Data tale complessità, è plausibile aspettarsi che il processo possa mai essere completato? Forse no. Ma forse non dobbiamo pensare al recupero come a una lotta per recuperare un livello di salute che il resto della popolazione non ha mai bisogno di lavorare per raggiungere. Forse invece siamo giustificati nel considerarlo un duro lavoro che si traduce in una consapevolezza di sé e in una stabilità che la maggior parte della popolazione non è mai costretta a compiere lo sforzo per raggiungere. Sebbene nessuno che sia stato in grado di farlo possa facilmente dire se la saggezza acquisita è degna della sofferenza subita, quelli di noi che escono dall'altra parte riconoscono quanto ci ha insegnato il disturbo alimentare, sia durante la sofferenza che durante la guarigione.

In questo senso, credo che se vogliamo mantenere la metafora delle percentuali, la persona che ha avuto un disturbo alimentare può finire per recuperare il 110% o il 120% (o qualsiasi altra cifra che potremmo scegliere arbitrariamente per attaccare al nuovo stato). Questo può richiedere mesi di terapia e anni di lavoro indipendente da quel momento in poi. Ma ad un certo punto l'anno scorso (sono passati tre anni e un po 'da quando ho iniziato il recupero) mi sono reso conto che sono stato costretto a confrontarmi con le conseguenze dell'auto-fame, il vuoto del mito "più magro è meglio" e il mio possedere la predisposizione a certi tipi di stress, io sono in una posizione molto più forte per quanto riguarda l'immagine del corpo e la dieta rispetto a molte delle donne che conosco.

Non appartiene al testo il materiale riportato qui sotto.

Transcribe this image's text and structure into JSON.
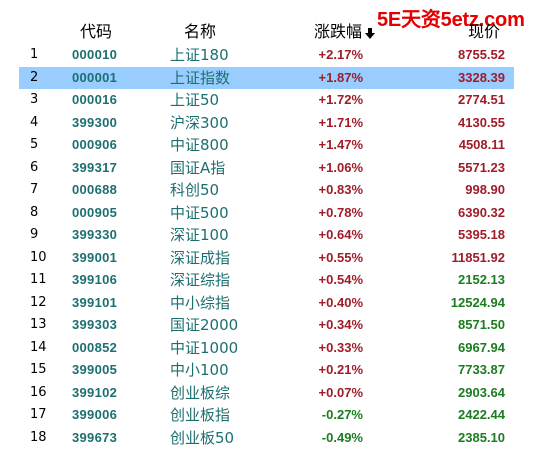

Questo non vuol dire che abbia cancellato gli anni della mia vita che sono stati eclissati dall'anoressia, o tutti i loro effetti, ma questo non è, credo, un prerequisito per il recupero – né è in alcun modo possibile o desiderabile. Stiamo veramente meglio riconoscendo, incorporando, non negando: metabolizzando il veleno e sviluppando forti risposte immunitarie ad esso, non tentando per sempre di evitarlo.

Un altro modo di metterlo potrebbe essere che aspirare alla guarigione totale è fuorviante, e che dovremmo invece pensare al disturbo alimentare, come ogni altro evento della vita, come una miscela di effetti negativi e positivi, come qualcosa da cui imparare, e come qualcosa le cui proporzioni di positivo e negativo sono definite principalmente da se stessi. D'altra parte, se stai entrando in terapia, o non sei sicuro di osare, essere derubato del concetto di un possibile recupero completo potrebbe essere a dir poco inutile. Certamente il mio dolore si alza ogni volta che incontro un argomento per respingere il concetto e il termine di recupero a favore della remissione . Le prove per definire un disturbo alimentare come una "condizione neurobiologica cronica" (Olwyn, 2013) sono troppo frammentarie e problematiche per giustificare questa scelta terminologica. La vita non è una conseguenza della malattia, trascorsa in attesa e chiedendosi se tornerà. Le parole che scegliamo sono importanti e nessuna vita viene esaltata da un ombrello cupo come la remissione.

Comunque preferisci pensarci: se non ti uccide, ti renderà più forte. La morte non è una metafora oziosa qui, e nemmeno la forza.